Um caso grave de estupro coletivo envolvendo uma estudante de 17 anos em Copacabana, Rio de Janeiro, ganhou destaque após a divulgação de um vídeo em que os suspeitos comemoram o crime. O incidente ocorreu no dia 31 de janeiro, quando a jovem foi levada para um apartamento por um conhecido e acabou sendo atacada por cinco homens. Após o ato, os investigados, que incluem um adolescente e quatro adultos, foram vistos em um elevador celebrando e fazendo piadas em tom de deboche, o que gera indignação e revolta na sociedade.
Detalhes do crime
O crime se desenrolou quando a estudante foi conduzida ao apartamento por um colega, onde encontrou outros quatro homens. Segundo as investigações, a vítima inicialmente se negou a interagir com o grupo, mas foi trancada em um cômodo, onde sofreu o estupro. O caso foi registrado em um vídeo que mostra os suspeitos se divertindo e fazendo comentários insensíveis, como "A mãe de alguém teve que chorar".

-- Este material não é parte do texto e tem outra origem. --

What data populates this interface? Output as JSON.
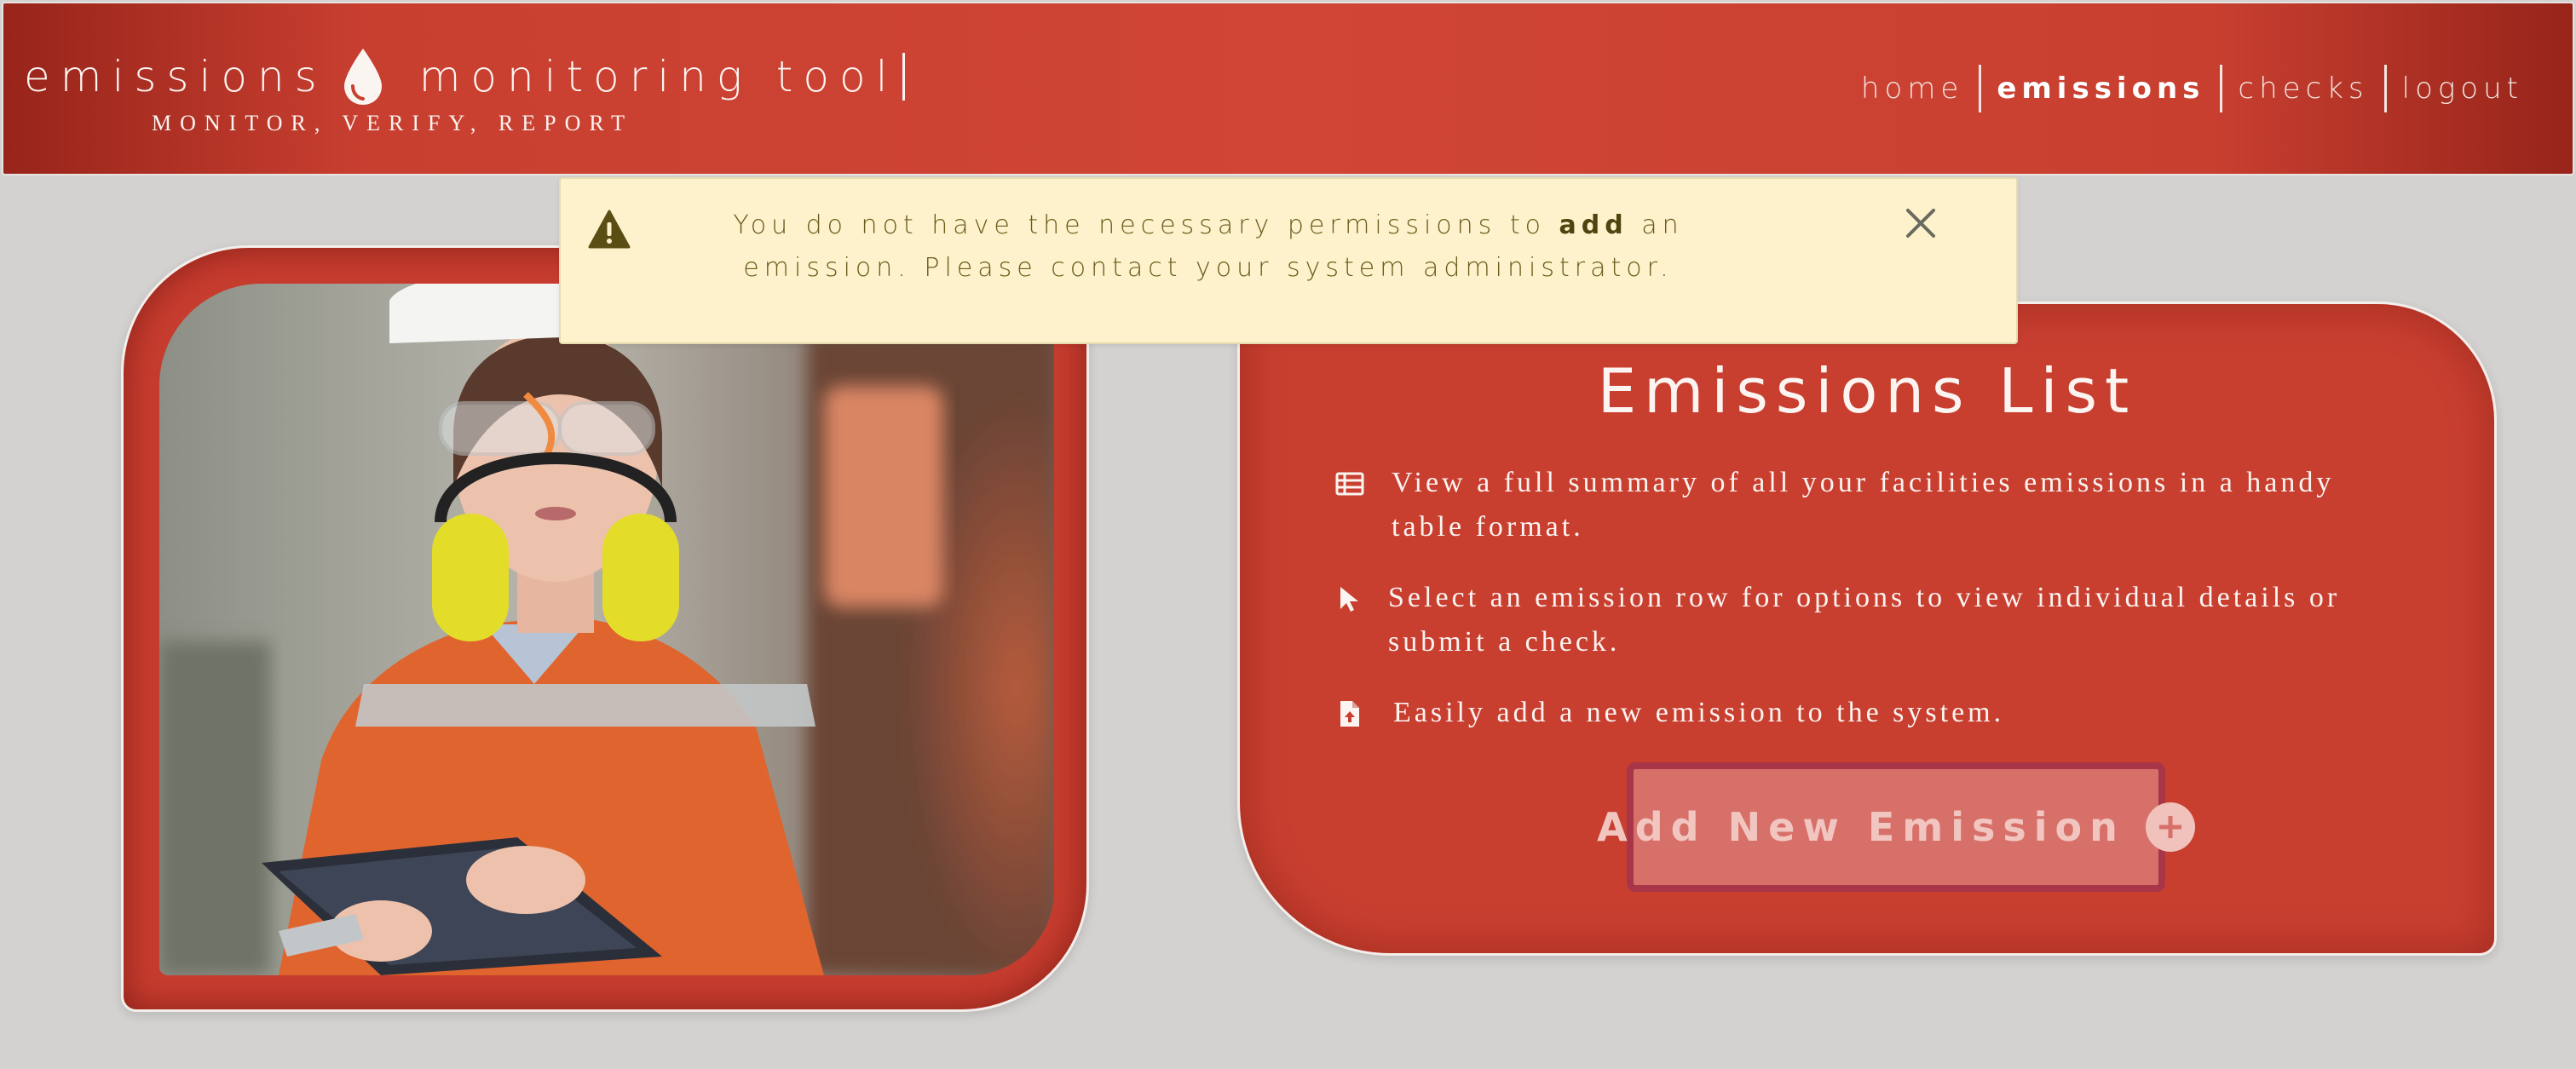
{
  "header": {
    "brand_left": "emissions",
    "brand_right": "monitoring tool",
    "tagline": "MONITOR, VERIFY, REPORT",
    "logo_icon": "droplet-icon",
    "nav": [
      {
        "label": "home",
        "active": false
      },
      {
        "label": "emissions",
        "active": true
      },
      {
        "label": "checks",
        "active": false
      },
      {
        "label": "logout",
        "active": false
      }
    ]
  },
  "alert": {
    "icon": "warning-icon",
    "text_before": "You do not have the necessary permissions to ",
    "text_bold": "add",
    "text_after": " an emission. Please contact your system administrator.",
    "close_icon": "close-icon"
  },
  "photo": {
    "alt_name": "worker-with-tablet-photo"
  },
  "emissions_card": {
    "title": "Emissions List",
    "features": [
      {
        "icon": "table-icon",
        "text": "View a full summary of all your facilities emissions in a handy table format."
      },
      {
        "icon": "cursor-icon",
        "text": "Select an emission row for options to view individual details or submit a check."
      },
      {
        "icon": "file-upload-icon",
        "text": "Easily add a new emission to the system."
      }
    ],
    "add_button": {
      "label": "Add New Emission",
      "icon": "plus-circle-icon",
      "disabled": true
    }
  },
  "colors": {
    "header_red": "#c83f30",
    "background": "#d3d2d0",
    "alert_bg": "#fdf2cb",
    "button_disabled": "#d8706a"
  }
}
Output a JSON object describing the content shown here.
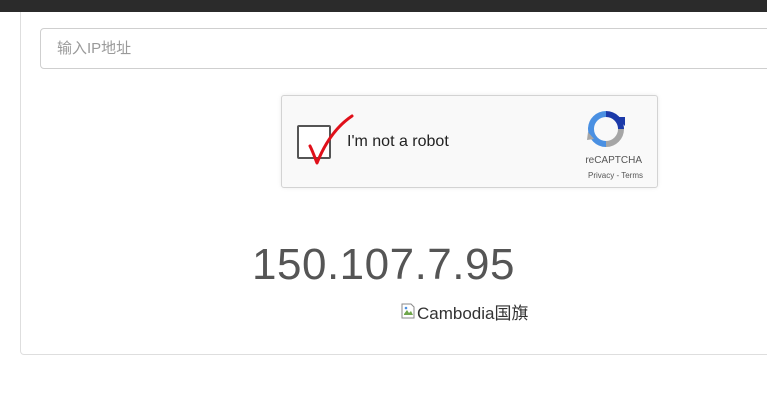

Identificação dos suspeitos
Os cinco indivíduos envolvidos no crime estão detidos, incluindo um adolescente que se apresentou à polícia em Belford Roxo. Os quatro adultos foram identificados como Bruno Felipe dos Santos Allegretti, de 18 anos; João Gabriel Xavier Berthô, de 19 anos; Mattheus Veríssimo Zoel Martins, de 19 anos; e Vitor Hugo Oliveira Simonin, também de 18 anos. Todos já haviam se apresentado em delegacias para cumprimento de mandados de prisão antes do caso ser amplamente noticiado.
Novas denúncias surgem
Após a repercussão das prisões, a Polícia Civil recebeu relatos de mais duas adolescentes que fizeram denúncias de estupro contra os mesmos suspeitos. Esses novos relatos levaram à abertura de inquéritos adicionais para investigar os casos, mostrando um padrão preocupante. De acordo com o delegado Ângelo Lages, da 12ª Delegacia de Polícia de Copacabana, os novos casos ocorreram em outubro de 2023 e outubro de 2025.
Casos anteriores
A primeira nova denúncia envolve uma vítima que tinha 14 anos na época e estava em um relacionamento com o adolescente suspeito. Ela foi atraída para um apartamento no Maracanã, onde estava Mattheus Veríssimo e outro rapaz chamado Gabriel. O relato da vítima é alarmantemente similar ao da estudante atual. A segunda denúncia, com a data de 2025, envolve uma aluna do Colégio Pedro II que também acusou Vitor Hugo Oliveira Simonin de agressão durante uma festa estudantil.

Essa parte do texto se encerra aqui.